Firstly, Pinckneyville is not simply the 100 yards between the family houses. It’s much larger than that. Like, 20 times larger. In two directions. Secondly, there’s more to do than just sneak around the attic and garage roof while we think grandpa isn’t looking. There are restaurants but no movie theater. There’s a tire shop but no dry cleaners. You can buy a gun in town but not a bicycle. And for better or worse, everybody knows you. Even if you have never lived there. The last time I visited, as a teenager, I walked past a flower shop and the owner (who was well in to her 150s) popped outside and declared that I was a Smith though she didn’t know which brother had sired me. She was already halfway back in when I caught my breath and wheezed “Al, ma’am”.

This visit was no different. In my email to the B&B where we were staying, I mentioned how long it had been since I last visited. Our greeting was something to the effect of “Are you Eric? Shame on you for taking so long to get here! Your room is upstairs”. She wasn’t kidding, but it didn’t hurt any. I’ll just go back sooner so I don’t get scolded again. Neither this establishment nor any of its rooms had functioning door locks.

But that “small town” coin has two sides, and nighttime in a small town is wildly different. We spent an evening with my cousin’s family eating at Dixie’s Cup, the only diner open after 11:00.

 <Tangent> I opened the menu and dropped into a sticker shock, of sorts: Burger and fries for $4; “Steak” “dinner” for $8. I couldn’t not sound like a dick as I tried to explain what an all-night dive in Seattle looks like. Bottom line is our burgers have suggested wine pairings. </Tangent>

Since my high school boasted a larger population than the free residents of Pinckneyville, and I didn’t know half of my own graduating class, I wondered if my cousin knew everybody in town, or at least everyone who happened to be in the diner.
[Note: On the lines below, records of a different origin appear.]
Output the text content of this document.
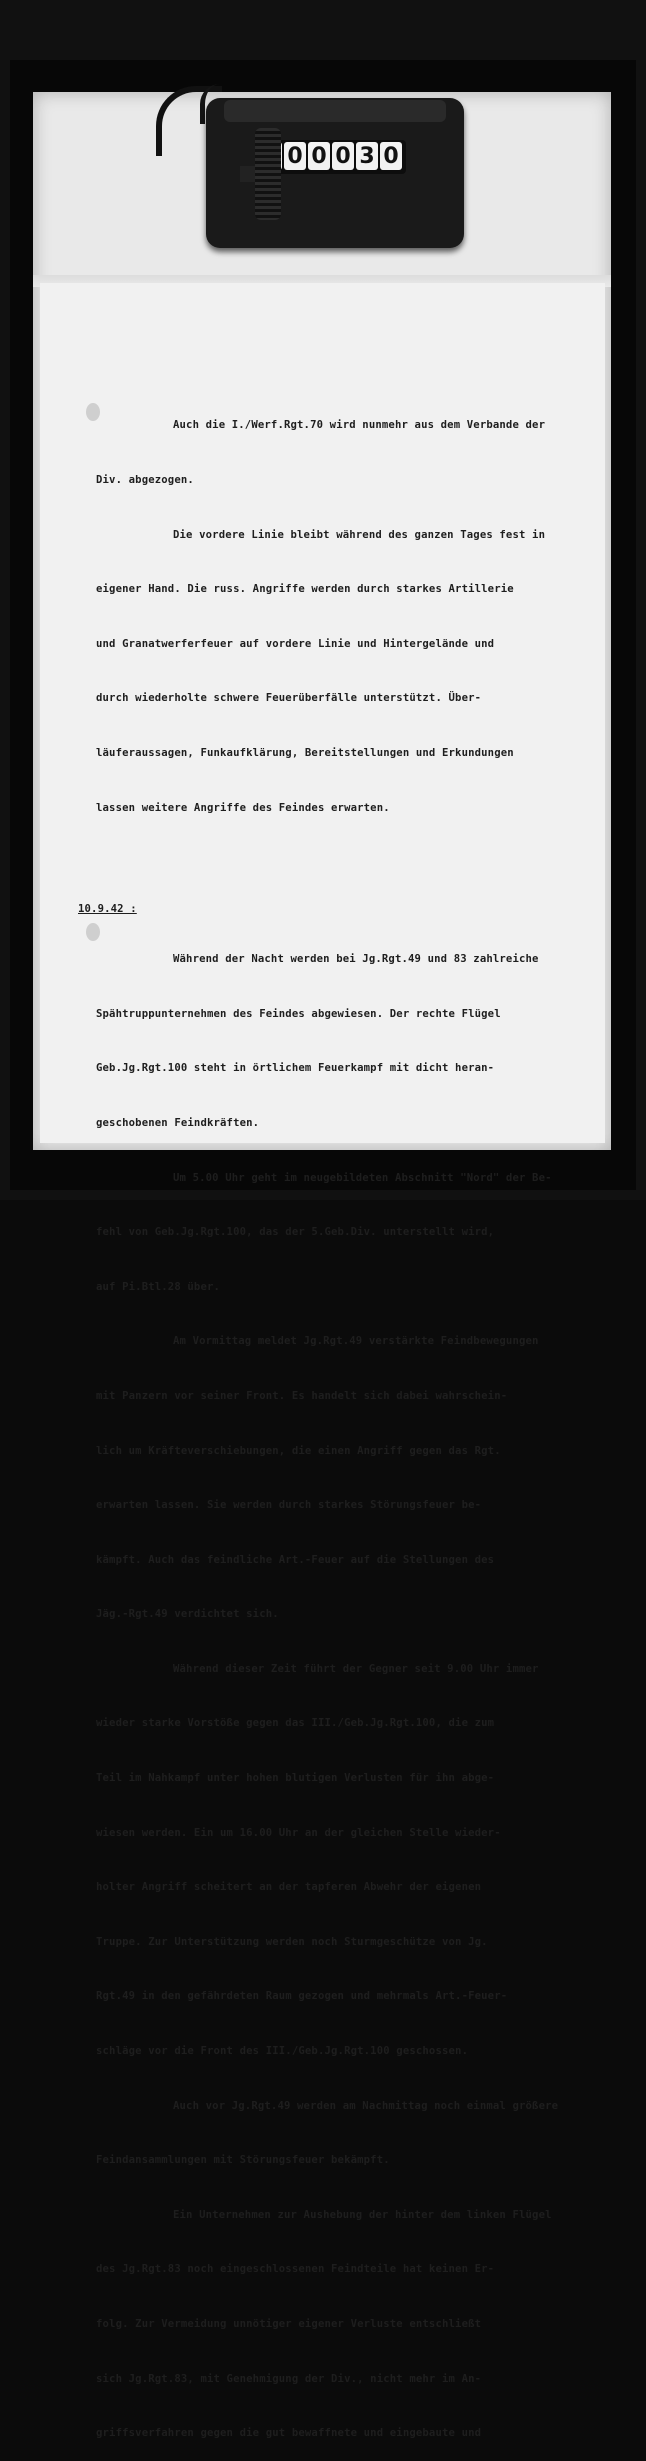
0 0 0 3 0

Auch die I./Werf.Rgt.70 wird nunmehr aus dem Verbande der

Div. abgezogen.

Die vordere Linie bleibt während des ganzen Tages fest in

eigener Hand. Die russ. Angriffe werden durch starkes Artillerie

und Granatwerferfeuer auf vordere Linie und Hintergelände und

durch wiederholte schwere Feuerüberfälle unterstützt. Über-

läuferaussagen, Funkaufklärung, Bereitstellungen und Erkundungen

lassen weitere Angriffe des Feindes erwarten.

10.9.42 :

Während der Nacht werden bei Jg.Rgt.49 und 83 zahlreiche

Spähtruppunternehmen des Feindes abgewiesen. Der rechte Flügel

Geb.Jg.Rgt.100 steht in örtlichem Feuerkampf mit dicht heran-

geschobenen Feindkräften.

Um 5.00 Uhr geht im neugebildeten Abschnitt "Nord" der Be-

fehl von Geb.Jg.Rgt.100, das der 5.Geb.Div. unterstellt wird,

auf Pi.Btl.28 über.

Am Vormittag meldet Jg.Rgt.49 verstärkte Feindbewegungen

mit Panzern vor seiner Front. Es handelt sich dabei wahrschein-

lich um Kräfteverschiebungen, die einen Angriff gegen das Rgt.

erwarten lassen. Sie werden durch starkes Störungsfeuer be-

kämpft. Auch das feindliche Art.-Feuer auf die Stellungen des

Jäg.-Rgt.49 verdichtet sich.

Während dieser Zeit führt der Gegner seit 9.00 Uhr immer

wieder starke Vorstöße gegen das III./Geb.Jg.Rgt.100, die zum

Teil im Nahkampf unter hohen blutigen Verlusten für ihn abge-

wiesen werden. Ein um 16.00 Uhr an der gleichen Stelle wieder-

holter Angriff scheitert an der tapferen Abwehr der eigenen

Truppe. Zur Unterstützung werden noch Sturmgeschütze von Jg.

Rgt.49 in den gefährdeten Raum gezogen und mehrmals Art.-Feuer-

schläge vor die Front des III./Geb.Jg.Rgt.100 geschossen.

Auch vor Jg.Rgt.49 werden am Nachmittag noch einmal größere

Feindansammlungen mit Störungsfeuer bekämpft.

Ein Unternehmen zur Aushebung der hinter dem linken Flügel

des Jg.Rgt.83 noch eingeschlossenen Feindteile hat keinen Er-

folg. Zur Vermeidung unnötiger eigener Verluste entschließt

sich Jg.Rgt.83, mit Genehmigung der Div., nicht mehr im An-

griffsverfahren gegen die gut bewaffnete und eingebaute und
She looked around to see if anybody was listening, and then proceeded, in a matter of moments, to dissolve the illusion of quiet, private small town life.

             “See the fry cook? That’s (her daughter’s) former best friend until a few weeks ago. They got in a fight. The woman next to her is her mom. Our server lives with her husband, and boy friend. And ten year old son. The guy on the grill just got out of prison for meth. The cashier is a pedophile. If you look outside, there is a car parked across the street. That’s the hostess’s paranoid and jealous husband who watches her work”.

She could have continued with every single patron in the restaurant had she been facing them. As it happened, she was seated the wrong way. But that’s the essence of it; when residents on opposite sides of a small town aren't separated by more than 2 miles – walls, doors, and windows become more metaphorical than physical (since they never lock anyway). And equally ineffective.

Though the world of Pinckneyville both expanded and collapsed during this visit, I am by no means fulfilled, and I can’t imagine letting another 12 years slip past before returning. I believe there was wisdom in the bi-annual visit cadence, and Wells Fargo willing, I’ll keep going back to enjoy watching the next seven generations unfold in all their small town glory.


1 comment:

  1. You, sir, are well on your way to becoming an AUTHOR. Well done.